The good news is there are a number of products that combine shade W3 protection with sodium flare blockers, the bad news is they are all incredibly expensive.

Phillips Safety BoroTruView 3.0

https://phillips-safety.com/product-category/glassworking/lampworking-glasses/borotruview-3-0/

They come in various styles, but the cheapest are flip-up clip-ons at $140. Clip-ons allow for increased light leakage but can also be convenient.

Visible spectrum is 380-750nm

Walewear

https://www.waleapparatus.com/category/wale-wear

Walewear clips-ons start at $84 and they have 2 variants with IR protection, “SB” and “B3”. “SB” has additional IR filters over plain sodium flare blockers, and “B3” has an additional #3 shade, but according to the numbers, are much darker than a #3 shade. Clip-ons allow for increased light leakage but can also be convenient.

Walewear SB
Walewear B3

Their charts use OD. To convert LT = 10^(-OD) meaning OD0.5 = 32%, OD1 = 10%, OD1.5 = 3%, OD2 = 1%. note that B3 LT is claimed to only be 2% which would be close to a shade 5, but without shade 5 IR protection. SB LT is claimed to be 15% which is about a shade 3, but likely lacking shade 3 IR protection. Both are much improved over didymium or no IR protection at all though.

Vetrosafe

https://vetrosafe.com

Glasses start at $85, but only in a couple of styles, one for OTG, and one with reduced light leaking, and options for split shade lenses (not useful for framebuilding). They also claim some stuff like blue light blockage to reduce eye strain, which seems pointless to me.

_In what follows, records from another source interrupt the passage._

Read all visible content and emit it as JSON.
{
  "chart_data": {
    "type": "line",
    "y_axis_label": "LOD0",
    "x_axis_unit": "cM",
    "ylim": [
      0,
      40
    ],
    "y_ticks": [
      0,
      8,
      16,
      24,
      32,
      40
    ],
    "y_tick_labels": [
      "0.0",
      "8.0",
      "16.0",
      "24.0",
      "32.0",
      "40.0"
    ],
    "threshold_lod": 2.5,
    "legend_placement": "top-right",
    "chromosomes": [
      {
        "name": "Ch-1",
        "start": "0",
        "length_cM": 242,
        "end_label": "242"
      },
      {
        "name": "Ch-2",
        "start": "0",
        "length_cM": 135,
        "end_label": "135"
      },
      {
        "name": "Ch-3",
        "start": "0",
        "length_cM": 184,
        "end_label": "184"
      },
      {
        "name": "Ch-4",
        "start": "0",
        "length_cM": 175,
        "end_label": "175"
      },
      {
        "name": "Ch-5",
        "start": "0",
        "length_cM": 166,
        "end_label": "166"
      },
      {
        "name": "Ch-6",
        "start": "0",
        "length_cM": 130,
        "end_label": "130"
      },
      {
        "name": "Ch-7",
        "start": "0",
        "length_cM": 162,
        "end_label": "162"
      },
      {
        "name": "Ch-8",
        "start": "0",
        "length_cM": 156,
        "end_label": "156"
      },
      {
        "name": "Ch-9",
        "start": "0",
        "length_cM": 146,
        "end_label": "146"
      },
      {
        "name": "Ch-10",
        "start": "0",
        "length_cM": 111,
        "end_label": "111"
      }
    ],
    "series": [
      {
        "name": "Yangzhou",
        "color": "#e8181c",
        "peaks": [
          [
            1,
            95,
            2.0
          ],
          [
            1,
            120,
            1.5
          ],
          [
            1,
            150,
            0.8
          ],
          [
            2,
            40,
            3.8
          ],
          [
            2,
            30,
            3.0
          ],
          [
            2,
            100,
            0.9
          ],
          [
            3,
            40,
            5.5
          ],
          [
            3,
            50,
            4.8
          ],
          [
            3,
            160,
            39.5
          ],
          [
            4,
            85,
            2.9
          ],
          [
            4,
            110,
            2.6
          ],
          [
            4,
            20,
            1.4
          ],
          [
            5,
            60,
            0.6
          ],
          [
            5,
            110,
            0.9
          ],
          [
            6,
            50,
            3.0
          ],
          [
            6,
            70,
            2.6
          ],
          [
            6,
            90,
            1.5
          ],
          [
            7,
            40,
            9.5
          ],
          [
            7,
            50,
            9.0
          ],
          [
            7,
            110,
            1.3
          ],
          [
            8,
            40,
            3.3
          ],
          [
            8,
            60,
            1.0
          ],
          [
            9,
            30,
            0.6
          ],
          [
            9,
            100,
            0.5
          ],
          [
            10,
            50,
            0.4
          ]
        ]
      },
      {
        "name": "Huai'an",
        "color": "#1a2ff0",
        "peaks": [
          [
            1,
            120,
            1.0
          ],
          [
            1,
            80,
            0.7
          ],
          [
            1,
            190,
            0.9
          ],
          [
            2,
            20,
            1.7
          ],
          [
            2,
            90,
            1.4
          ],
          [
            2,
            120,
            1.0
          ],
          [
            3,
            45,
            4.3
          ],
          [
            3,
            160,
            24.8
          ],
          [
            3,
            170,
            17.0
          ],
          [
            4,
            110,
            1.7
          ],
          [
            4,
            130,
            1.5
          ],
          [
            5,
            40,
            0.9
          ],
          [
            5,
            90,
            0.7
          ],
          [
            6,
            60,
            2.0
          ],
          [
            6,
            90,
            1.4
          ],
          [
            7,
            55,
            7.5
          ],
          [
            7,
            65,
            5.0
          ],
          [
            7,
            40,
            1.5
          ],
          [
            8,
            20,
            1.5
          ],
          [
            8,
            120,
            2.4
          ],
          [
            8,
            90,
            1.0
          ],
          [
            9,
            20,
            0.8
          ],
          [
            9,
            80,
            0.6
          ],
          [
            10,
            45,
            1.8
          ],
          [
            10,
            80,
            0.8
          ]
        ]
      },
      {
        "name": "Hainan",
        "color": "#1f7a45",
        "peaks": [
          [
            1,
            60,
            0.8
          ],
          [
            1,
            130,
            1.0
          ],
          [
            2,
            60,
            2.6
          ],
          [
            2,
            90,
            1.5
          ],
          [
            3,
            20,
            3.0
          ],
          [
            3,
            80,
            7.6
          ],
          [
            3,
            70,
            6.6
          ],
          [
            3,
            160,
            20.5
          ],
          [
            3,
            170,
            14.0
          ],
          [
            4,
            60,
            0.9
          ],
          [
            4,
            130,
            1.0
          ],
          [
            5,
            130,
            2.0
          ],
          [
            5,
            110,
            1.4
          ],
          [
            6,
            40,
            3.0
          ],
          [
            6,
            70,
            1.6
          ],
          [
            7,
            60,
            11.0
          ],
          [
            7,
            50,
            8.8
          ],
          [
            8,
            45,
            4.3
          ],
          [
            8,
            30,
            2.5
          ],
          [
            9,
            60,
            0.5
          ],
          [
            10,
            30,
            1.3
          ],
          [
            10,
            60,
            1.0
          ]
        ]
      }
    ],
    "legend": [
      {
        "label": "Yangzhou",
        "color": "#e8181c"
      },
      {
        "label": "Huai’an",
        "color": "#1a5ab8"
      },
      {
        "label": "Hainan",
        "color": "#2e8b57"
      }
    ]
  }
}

Luminous transmittance is high, so relatively bright for W3.0. They claim to pass all the requirements for true W3.0 with noticeably lower LT in IR than the alternatives. Vetrosafe looks good on paper.

Vetrosafe is a relatively new company (2022?). The founder was a cofounder of EnChroma, which caused controversy due to their questionable and unethical viral marketing for their color corrective lenses which were designed to help color distinction for people with colorblindness. However, everything I read on EnChroma is that they do actually filter out certain wavelengths as designed, and work as designed, but were intentionally overmarketed on their ability to allow color blind people to see colors. It seems to me likely that the science and engineering is there in terms of filtering wavelengths, just that these products were not the miracle cure they were advertised to be, but also not just snake oil. With sodium flare glasses, we’re just looking to replicate didymium sodium flare blocking with additional UV and IR protection with a neutral tint.

I have used green shade #3 which I hate enough that I kept taking them off, meaning I wasn’t getting eye protection, some “true color” welding goggles of questionable quality that I liked much more. I have some Vetrosafes on order, and even though they are just about the cheapest option here with free shipping, are quite pricey at $85. As they say, buy once, cry once, buy thrice, learn a bunch of things.

Update, the Vetrosafes are great. They hide the sodium flare and let you see what is going on more easily. It is easy to see when the steel starts to glow. The one problem is it is hard to see when the steel starts to glow orange because of the wavelength blockers. There are a couple situations I might don the true color goggles again.